La cameraman e gli assassini
Dopo i primi istanti l’atmosfera sembra quella di un poliziesco classico in cui un misterioso uomo con la pistola attraversa la notte ed entra furtivamente in una casa buia, poi le immagini, il ritmo della colonna sonora e la voce fuori campo ci avvisano che ci aspetta qualcosa di diverso. Un noir a sorpresa per l’autore di “commedie d’amore” Cèdric Klapisch; grande consumatore di polizieschi, “aveva voglia di fare un film di genere” e, con rispetto dei grandi autori (il regista cita Huston e Scorzese), cerca la citazione senza cadere nella caricatura. Il rigore formale dei suoi predecessori è sostituito dalla discontinuità di tono, stilistica e narrativa, che rappresenta allo stesso tempo l’idea forte e il limite del film. La prima parte è un hold up movie (film di rapina) che con tono leggero, personaggi simpatici e sbruffoni e gag divertenti e paradossali introduce lo spettatore nel mondo del piccolo crimine. Rispetto al poliziesco transalpino anni 50’ Pigalle si è trasferita agli Champs Elysès e il rifugio-brasserie di Grisbì (Jaques Becker, 1953) è diventato un nightclub. Il Polar (il noir francese) trionfa nel finale quando il destino ineluttabile, l’ambiguità dei personaggi e la violenza esploderanno senza appello.
Una gang molto francese
Ottimo il cast e ben costruiti i personaggi: una banda eterogenea guidata da Jean con la passione per le scarpe, Mouss il coreografo, “Lecarpe” che vende kebab e naturalmente Cathy (Marie Gillain), l’operatrice di cinegiornali, la ragazza annoiata e solitaria ripresa nel palazzo alveare e davanti all’infinito mare del nord. La giovane varcherà il confine tra solitudine e crimine e la sua trasformazione sarà brusca (troppo) come il cambiamento di tono della storia.
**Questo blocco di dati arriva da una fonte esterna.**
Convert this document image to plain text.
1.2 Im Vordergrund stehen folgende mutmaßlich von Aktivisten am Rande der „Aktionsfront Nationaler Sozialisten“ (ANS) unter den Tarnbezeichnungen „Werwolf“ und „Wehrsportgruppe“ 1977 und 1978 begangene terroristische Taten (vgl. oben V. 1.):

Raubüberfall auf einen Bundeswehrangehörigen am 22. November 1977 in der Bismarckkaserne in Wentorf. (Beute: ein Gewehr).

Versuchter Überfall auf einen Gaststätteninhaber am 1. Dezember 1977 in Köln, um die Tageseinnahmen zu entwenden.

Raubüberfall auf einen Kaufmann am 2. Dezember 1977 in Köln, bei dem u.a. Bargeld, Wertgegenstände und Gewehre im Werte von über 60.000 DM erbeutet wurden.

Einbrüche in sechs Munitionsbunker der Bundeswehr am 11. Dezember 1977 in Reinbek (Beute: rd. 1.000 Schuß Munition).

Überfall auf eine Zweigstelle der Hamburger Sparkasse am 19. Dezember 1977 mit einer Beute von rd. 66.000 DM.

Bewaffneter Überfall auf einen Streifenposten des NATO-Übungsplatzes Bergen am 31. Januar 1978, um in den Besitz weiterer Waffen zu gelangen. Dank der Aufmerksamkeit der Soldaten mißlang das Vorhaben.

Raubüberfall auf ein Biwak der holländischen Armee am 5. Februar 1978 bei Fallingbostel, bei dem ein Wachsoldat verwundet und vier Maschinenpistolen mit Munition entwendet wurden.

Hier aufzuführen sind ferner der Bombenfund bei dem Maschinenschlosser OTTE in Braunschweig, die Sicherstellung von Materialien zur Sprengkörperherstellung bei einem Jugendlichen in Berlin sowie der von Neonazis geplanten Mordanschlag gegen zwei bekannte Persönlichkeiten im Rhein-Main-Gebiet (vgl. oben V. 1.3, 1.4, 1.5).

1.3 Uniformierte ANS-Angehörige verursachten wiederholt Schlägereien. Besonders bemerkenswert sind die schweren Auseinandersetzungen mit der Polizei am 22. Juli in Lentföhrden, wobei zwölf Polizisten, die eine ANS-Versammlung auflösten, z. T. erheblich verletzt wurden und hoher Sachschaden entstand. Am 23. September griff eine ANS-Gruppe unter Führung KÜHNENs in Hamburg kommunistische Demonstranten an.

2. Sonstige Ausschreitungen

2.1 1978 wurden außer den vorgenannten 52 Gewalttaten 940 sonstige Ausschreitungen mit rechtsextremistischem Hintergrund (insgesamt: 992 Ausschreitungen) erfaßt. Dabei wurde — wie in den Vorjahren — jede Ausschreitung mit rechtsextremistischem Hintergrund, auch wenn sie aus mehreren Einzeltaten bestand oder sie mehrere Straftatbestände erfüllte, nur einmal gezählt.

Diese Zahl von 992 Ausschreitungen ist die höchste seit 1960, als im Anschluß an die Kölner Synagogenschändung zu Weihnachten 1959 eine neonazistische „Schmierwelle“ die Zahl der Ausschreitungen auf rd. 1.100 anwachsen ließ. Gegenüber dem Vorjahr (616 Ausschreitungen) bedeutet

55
Con il personaggio di Cathy, Klapisch gioca con la presunta misoginia del noir dove la Dark lady predatrice attira l’uomo in mondo di passione e delitti; qui “sembra” lei la vittima innocente che scopre se stessa attraverso il crimine e la sua femminilità indossando i panni di una prostituta.
Cinema e crimine
L’autore si è documentato presso poliziotti e banditi ma la questione dello stile è per lui preminente rispetto alla veridicità della storia. Il montaggio è lento e i movimenti morbidi della mdp indugiano con riprese frontali sui primi piani dei personaggi. Bellissime le sequenze ambientate nel deposito valori dove gli attori attraversano inquadrature composte da ripetute combinazioni geometriche di linee e da colori notturni e psichedelici. In Autoreverse ricorre spesso il parallelo cinema-crimine come nella scena in cui tutti caricano le pistole e Cathy la sua cinepresa o quando la banda alloggia all’Hotel Carlton di Cannes che ospita i divi durante il Festival; un’intuizione che andava sviluppata come nel bellissimo e terribile Il cameraman e l’assassino (C’est arrivè près de chez vous, 1992 di Belvaux, Bonzel e Poelvoorde) in cui una troupe segue un killer mentre la distanza tra chi filma e chi uccide tende a scomparire. Rimane apprezzabile il tentativo, solo in parte riuscito, di reinventare sul grande schermo il filone poliziesco, oggi pericolosamente esiliato in tv, che resta, parole dello scrittore francese di noir anarchici Jean Patrick Manchette, “un genere morale”.
Curiosità
Il titolo, spiega Klapisch, “traduce una condizione del mondo alquanto assurda e un’epoca nella quale regna una certa confusione, è il punto di vista di Cathy ma è anche quello di un’epoca”.
Marie Gillain, attrice interprete tra l’altro di Harem suarè di Ferzan Ozpetek (1998) e La cena di Ettore Scola (1998) è anche la ragazza “acqua e sapone” nella pubblicità della Lancome.